Mustard greens grew well in Plum Village. If you dropped seeds on uncultivated land they would germinate. If the plants were left to go to flower they would seed themselves. With so much mustard green we could make a pickle. Pickles also need to have the right conditions in order to be successful. Thây taught me how
to make mustard green pickle in the hermitage. To make pickles all you need is mustard green leaves, salt, and water. First you sterilize the ceramic or glass pots you will use to make the pickle in, because the presence of the wrong kind of bacteria will stop the proper pickling process and lead to a bad-smelling, mold-covered result. You do not need to cook the mustard greens, you just pour boiling water over them, having put a tablespoon of salt in the pot first. You press the mixture down with a heavy lid and leave it for three or more days, depending on how cold the weather is. You should not look at the pickle too early, because opening the lid can also cause foreign bacteria to come in.
The first time I made mustard green pickle, it did not work. I was disappointed just as when tofu failed. Somehow I learned from my mistakes. At first I think, “what a waste of material resources and time!” Then I look back and discover at what stage the process could have gone wrong. I compare myself or my actions of body, speech, and mind to the making of tofu or pickle. You could say that a disciple of the Awakened Ones is in the making.

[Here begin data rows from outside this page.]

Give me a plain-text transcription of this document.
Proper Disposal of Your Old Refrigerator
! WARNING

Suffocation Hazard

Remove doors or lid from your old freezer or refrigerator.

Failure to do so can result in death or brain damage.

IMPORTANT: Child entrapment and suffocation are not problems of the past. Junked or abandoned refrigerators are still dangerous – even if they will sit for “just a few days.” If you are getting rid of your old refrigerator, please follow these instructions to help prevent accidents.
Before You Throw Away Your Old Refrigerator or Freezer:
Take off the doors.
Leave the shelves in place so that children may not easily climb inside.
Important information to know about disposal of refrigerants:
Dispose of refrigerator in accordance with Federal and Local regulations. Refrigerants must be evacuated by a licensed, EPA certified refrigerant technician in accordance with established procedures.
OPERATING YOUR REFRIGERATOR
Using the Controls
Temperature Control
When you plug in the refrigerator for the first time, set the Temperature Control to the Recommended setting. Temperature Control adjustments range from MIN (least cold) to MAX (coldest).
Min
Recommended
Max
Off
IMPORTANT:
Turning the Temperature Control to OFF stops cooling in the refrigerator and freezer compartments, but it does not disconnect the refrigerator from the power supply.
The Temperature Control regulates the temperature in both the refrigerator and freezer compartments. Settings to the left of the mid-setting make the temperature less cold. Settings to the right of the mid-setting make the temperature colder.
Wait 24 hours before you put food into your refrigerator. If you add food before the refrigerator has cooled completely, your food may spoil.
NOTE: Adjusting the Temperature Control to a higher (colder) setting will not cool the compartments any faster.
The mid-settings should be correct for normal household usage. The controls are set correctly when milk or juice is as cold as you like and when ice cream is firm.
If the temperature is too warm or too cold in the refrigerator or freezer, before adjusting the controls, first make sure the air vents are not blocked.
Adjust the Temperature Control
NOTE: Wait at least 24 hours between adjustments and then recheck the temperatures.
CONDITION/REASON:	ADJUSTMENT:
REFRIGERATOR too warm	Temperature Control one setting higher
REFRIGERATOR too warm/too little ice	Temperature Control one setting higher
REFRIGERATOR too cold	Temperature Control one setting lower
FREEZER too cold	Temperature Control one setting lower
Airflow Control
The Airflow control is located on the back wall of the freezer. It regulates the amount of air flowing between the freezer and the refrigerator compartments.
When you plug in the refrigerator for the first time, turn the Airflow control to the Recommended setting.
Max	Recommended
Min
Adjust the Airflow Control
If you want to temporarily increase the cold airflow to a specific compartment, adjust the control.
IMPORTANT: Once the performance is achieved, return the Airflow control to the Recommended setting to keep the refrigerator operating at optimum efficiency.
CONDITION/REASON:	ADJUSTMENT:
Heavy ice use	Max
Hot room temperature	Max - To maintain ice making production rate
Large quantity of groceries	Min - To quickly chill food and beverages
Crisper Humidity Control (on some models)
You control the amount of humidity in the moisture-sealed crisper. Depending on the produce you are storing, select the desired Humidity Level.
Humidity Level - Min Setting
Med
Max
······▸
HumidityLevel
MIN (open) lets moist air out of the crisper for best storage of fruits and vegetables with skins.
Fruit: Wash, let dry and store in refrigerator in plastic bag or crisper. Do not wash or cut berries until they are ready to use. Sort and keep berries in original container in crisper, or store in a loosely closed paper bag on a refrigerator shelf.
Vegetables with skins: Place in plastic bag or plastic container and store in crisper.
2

There are actions of body, speech and mind that are not successful. They are not edible for others and they do not nourish myself. Thanks to the practice of recollection, when I think back on that action I feel an unpleasant feeling. That unpleasant feeling gives rise to mental attention. The mental attention, if it is appropriate, will give rise to the two beneficial mental formations of hri (humility) and apatrapya (shame). I feel ashamed because I know I have hurt someone by my words, deeds, or thinking. In humility I come to the other and apologize. That is how I learn and the next time the pickle will be more edible. I do not allow the bacteria of guilt to come into the ceramic pot because that bacteria will never allow the proper souring process to take place. Shame is not guilt. Shame means “I know I have made a mistake. I am sorry. I make the deep aspiration not to do or say it again.” Guilt is a regret that takes away my energy. It is the idea that I cannot stand up after I have fallen and the fault I have committed will always follow me without my being able to do anything about it.
Maybe I do or say it again. Then I know my aspiration was not followed up by enough mindfulness and concentration. So the old habit energies, like old bacteria sticking to the sides of the unsterilized pot, spoiled the pickle again. Again I express my regret and this time it is successful; a new habit energy has formed in the depths of consciousness.
Finally the pickle is pickled, the soy cream gels into delicious tofu.